6. De facto, somos muito céleres a criticar tudo o que é árabe, pois facilmente confundimos (a sua) cultura com (a sua) religião. A Tunísia trata-se de um estado laico e monogâmico. São muçulmanos, claro, mas porque não haveriam de o ser? A geografia e a história explicam-no. E isso serve para todas as religiões. Ter direito às liberdades individuais, incluindo as de culto, é obviamente apanágio das sociedades de direito. Fanatismo e terrorismo são outra história e não cabem aqui neste texto. Podemos não apreciar algumas tradições que ainda persistem, eu aliás não gosto de tradições em lado nenhum e ponto final. Mas estão enraizadas culturalmente nos países e há que respeitar, pelo menos, e esperar que evoluam. A Tunísia foi o primeiro país árabe a abolir a escravatura. O primeiro a instituir uma constituição. O primeiro a abolir a poligamia. O primeiro a legalizar o aborto. Marcos importantes, sem dúvida, altamente significativos. Estão virados para o progresso e defraudar esse processo é que também ditou a queda do ditador. Sem condições económicas e muita pobreza, não há desejo de progresso que aguente.
7. Porque a Tunísia é pobre. As pessoas vivem com muitas dificuldades, muitos edificios estão muito degradados, as ruas carecem de alcatrão e de limpeza, as pessoas têm um ar sofrido e de quem não está habituado a mordomias. Claro que há riqueza, mas concentrada em poucos. E claro que há absoluta limpeza mas nas zonas turísticas. E há glamour e beleza, também mais nas zonas destinadas so turismo. A zona de Hammamet Sul (Yasmine Hammamet), por exemplo, é de sonho, um paraíso de palmeiras, tranquilidade e mar azul. Lojas de um exotismo inebriante, avenidas sumptuosas, bares e esplanadas maravilhosos, hotéis de completo luxo, enfim local das mil uma noites a deliciarem os nossos sentidos. Mas essa Tunísia que obviamente se adora tem de se estender mais democraticamente ao resto das cidades e das populações.
8. Pela razão que o povo merece-o. São, na sua generalidade, das pessoas mais tranquilas e educadas que conheci. Sempre com um respeito imenso, somos tratados como raínhas e reis, pois a alma tunisina é gentil e galanteadora, cavalheiresca e aberta. Lembro-me de cada vez que me venho embora de ficar emocionada, verdadeiramente, pois as pessoas conquistam-nos com a sua afabilidade e trato.
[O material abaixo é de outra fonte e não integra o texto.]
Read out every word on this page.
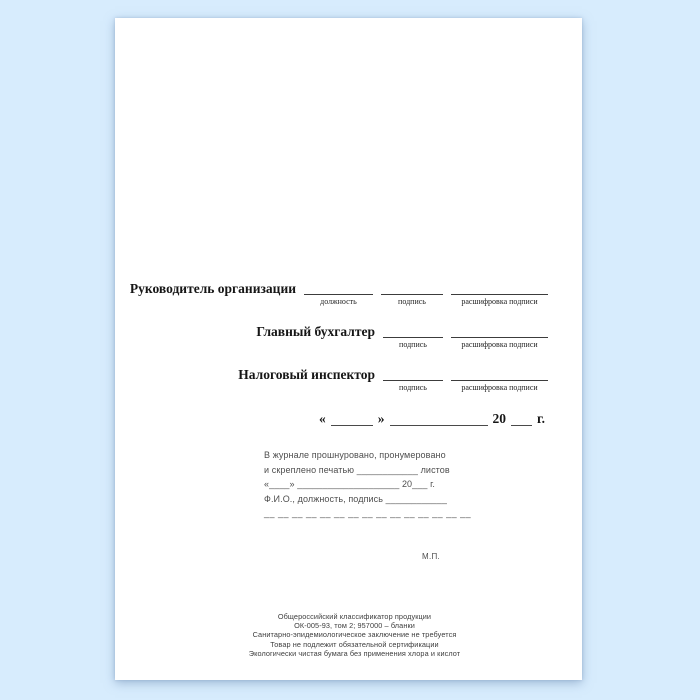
Руководитель организации
должность	подпись	расшифровка подписи
Главный бухгалтер
подпись	расшифровка подписи
Налоговый инспектор
подпись	расшифровка подписи
«	»	20 г.
В журнале прошнуровано, пронумеровано
и скреплено печатью ____________ листов
«____» ____________________ 20___ г.
Ф.И.О., должность, подпись ____________
__ __ __ __ __ __ __ __ __ __ __ __ __ __ __
М.П.
Общероссийский классификатор продукции
ОК-005-93, том 2; 957000 – бланки
Санитарно-эпидемиологическое заключение не требуется
Товар не подлежит обязательной сертификации
Экологически чистая бумага без применения хлора и кислот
Por eles, estou muito contente com a revolução de jasmim. Muito mesmo. Que conquistem a liberdade por que há muito anseiam, que desenvolvam o país rumo ao progresso (embora este também seja discutível), que sejam donos de si próprios, que façam florescer a sua nação. Que o cheiro da sua flor mais emblemática inebrie esta e as gerações futuras.

janeiro 07, 2011

Tratado da felicidade profissional



Aqui há tempos pude assistir a um interessante programa de televisão de carácter sociológico, tipo de programa que está, de resto, entre os meus preferidos no que diz respeito à informação.
Debruçava-se a análise feita no programa em questão sobre a falta de poder de decisão ou de opinião no mundo do trabalho de hoje por parte dos trabalhadores e funcionários, ou seja, de como a falta de participação afectiva ou psicológica por parte de quem executa tem tornado drasticamente as pessoas cada vez mais infelizes.
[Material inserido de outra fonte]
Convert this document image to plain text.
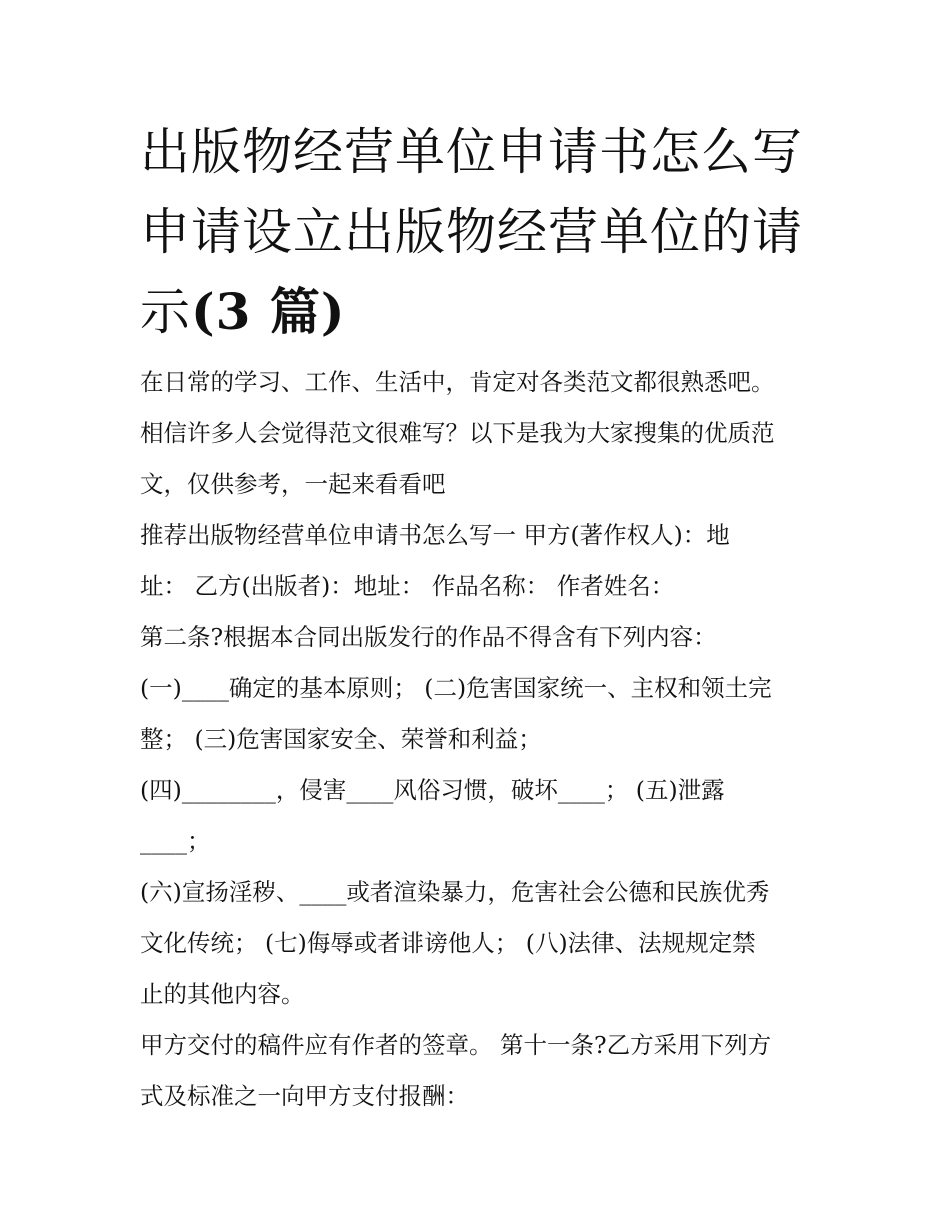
出版物经营单位申请书怎么写
申请设立出版物经营单位的请
示(3 篇)
在日常的学习、工作、生活中，肯定对各类范文都很熟悉吧。
相信许多人会觉得范文很难写？以下是我为大家搜集的优质范
文，仅供参考，一起来看看吧
推荐出版物经营单位申请书怎么写一 甲方(著作权人)：地
址： 乙方(出版者)：地址： 作品名称： 作者姓名：
第二条?根据本合同出版发行的作品不得含有下列内容：
(一)____确定的基本原则； (二)危害国家统一、主权和领土完
整； (三)危害国家安全、荣誉和利益；
(四)________，侵害____风俗习惯，破坏____； (五)泄露
____；
(六)宣扬淫秽、____或者渲染暴力，危害社会公德和民族优秀
文化传统； (七)侮辱或者诽谤他人； (八)法律、法规规定禁
止的其他内容。
甲方交付的稿件应有作者的签章。 第十一条?乙方采用下列方
式及标准之一向甲方支付报酬：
Assim é, de facto. Nas sociedades ocidentais e/ou desenvolvidas, com o acesso a bens materiais como nunca houve antes, partir-se-ia do princípio que as pessoas satisfariam os seus desejos e sonhos bem mais facilmente. Acontece que aumentam, de forma brutal e sintomática, o aumento dos comprimidos anti-depressão, num crescendo de anti-felicidade, anti-serenidade e anti-bem-estar preocupantes e galopantes. Na verdade, o que os sociólogos e psicólogos concluiram é que as frustrações do trabalho, aliadas às exigências com pouquíssimas compensações, muito têm contribuido para estes desiquilíbrios.
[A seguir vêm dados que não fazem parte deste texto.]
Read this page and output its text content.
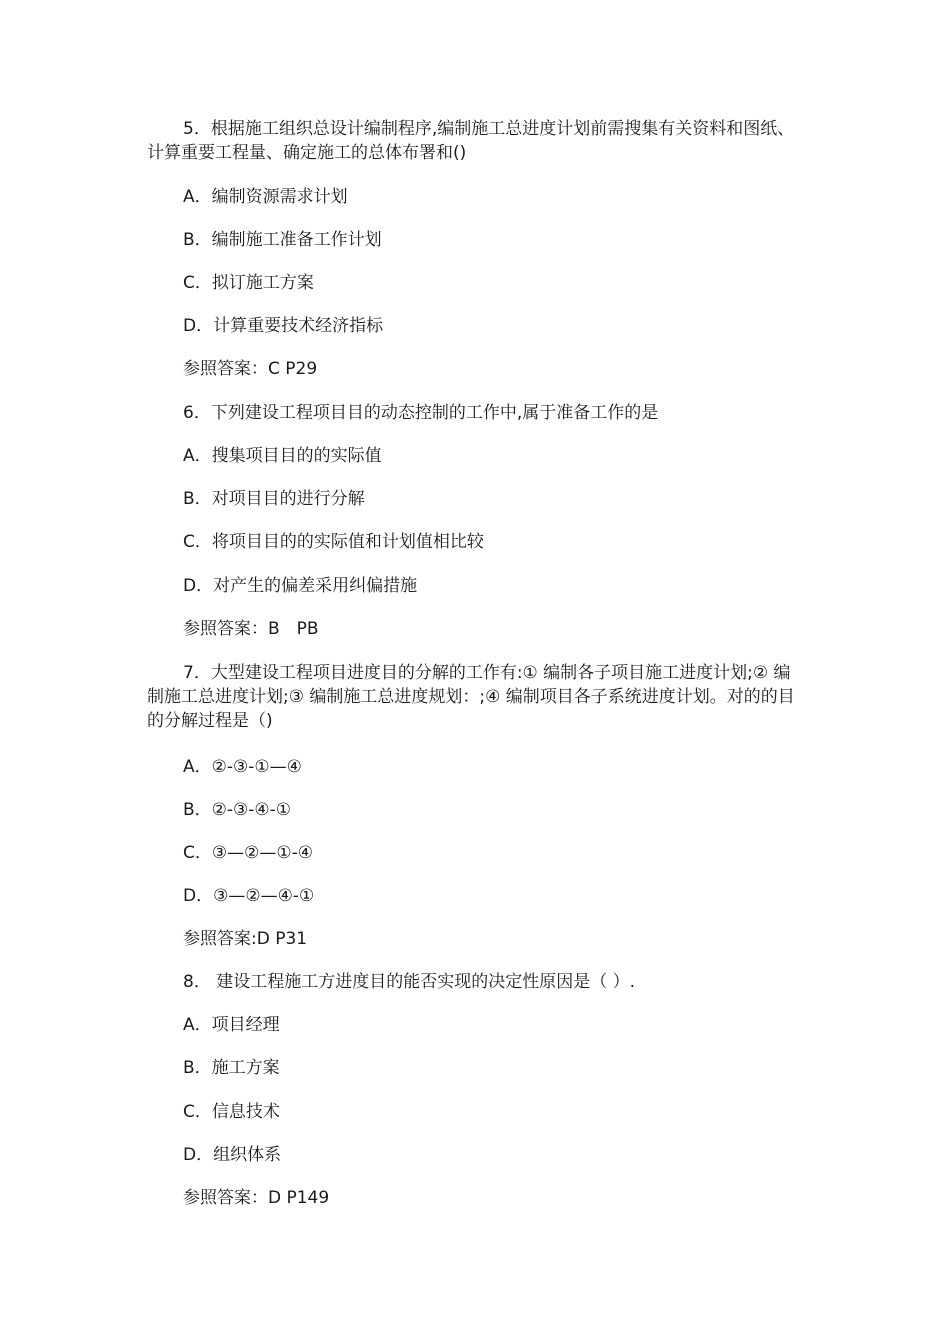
5．根据施工组织总设计编制程序,编制施工总进度计划前需搜集有关资料和图纸、计算重要工程量、确定施工的总体布署和()

A．编制资源需求计划

B．编制施工准备工作计划

C．拟订施工方案

D．计算重要技术经济指标

参照答案：C P29

6．下列建设工程项目目的动态控制的工作中,属于准备工作的是

A．搜集项目目的的实际值

B．对项目目的进行分解

C．将项目目的的实际值和计划值相比较

D．对产生的偏差采用纠偏措施

参照答案：B　PB

7．大型建设工程项目进度目的分解的工作有:① 编制各子项目施工进度计划;② 编制施工总进度计划;③ 编制施工总进度规划：;④ 编制项目各子系统进度计划。对的的目的分解过程是（)

A．②-③-①—④

B．②-③-④-①

C．③—②—①-④

D．③—②—④-①

参照答案:D P31

8． 建设工程施工方进度目的能否实现的决定性原因是（ ）.

A．项目经理

B．施工方案

C．信息技术

D．组织体系

参照答案：D P149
Dizem os entendidos que as pessoas, na sua esmagadora maior parte, estão infelizes com o modo como trabalham. Independentemente da profissão, há, de facto, e no geral, um cumprir rotineiro e estéril, sem que os que trabalham tenham hipóteses de emitir sugestões ou ideias que lhes digam directamente respeito. Ou seja, escolhem pouco, muito pouco. As coisas são-lhes apresentadas, sem que eles possam opinar, dizer o que sentem, criar, ousar, recusar, argumentar, em ultima instância, ser livres e, dessa forma, mais felizes. Diziam nesse programa os peritos que às vezes bastava opinar ou ter a hipótese de escolher uma coisa bem simples, pequena, mas que fizesse o trabalhador sentir que o que ele pensa é importante para a empresa, ou que está a ser dono de si próprio ou/e que pudesse torná-lo mais estimulado e dessa forma mais produtivo.
Penso não haver dúvidas quando se diz que pessoas motivadas produzem mais e mais eficazmente. E também absolutamente concordo em dizer-se que é um erro não se fomentar a felicidade no trabalho. Como  não? Porque dizem alguns que não estamos "aqui" para ser felizes? Por acaso as pessoas são robots? Não sentem? Que ideia disparatada... A realização profissional é fundamental para o equilíbrio do indivíduo, independentemente do lugar e da prioridade que ocupa na vida de cada um. E ela passará por um sentimento de satisfação em produzir, que invariavelmente brotará da possibilidade de opinar sobre aspectos da organização laboral, sobretudo aqueles que nos dizem directamente respeito.
 Desta forma, estão de parabéns aqueles que, nas chefias, tentam valorizar o lado humano de cada um, tentando ir ao encontro das necessidades e desejos dos seus trabalhadores, funcionários e afins. Em mega empresas, não será fácil mas não devem desistir. Saber que motivam as pessoas acarreta saber que irão colher melhores resultados, certamente.
Quanto a nós, os executantes, e para lá do mundo do trabalho, quanto mais felizes estivermos mais sã construiremos a sociedade e mais contagiantemente sadia se tornará a nossa passagem por aqui.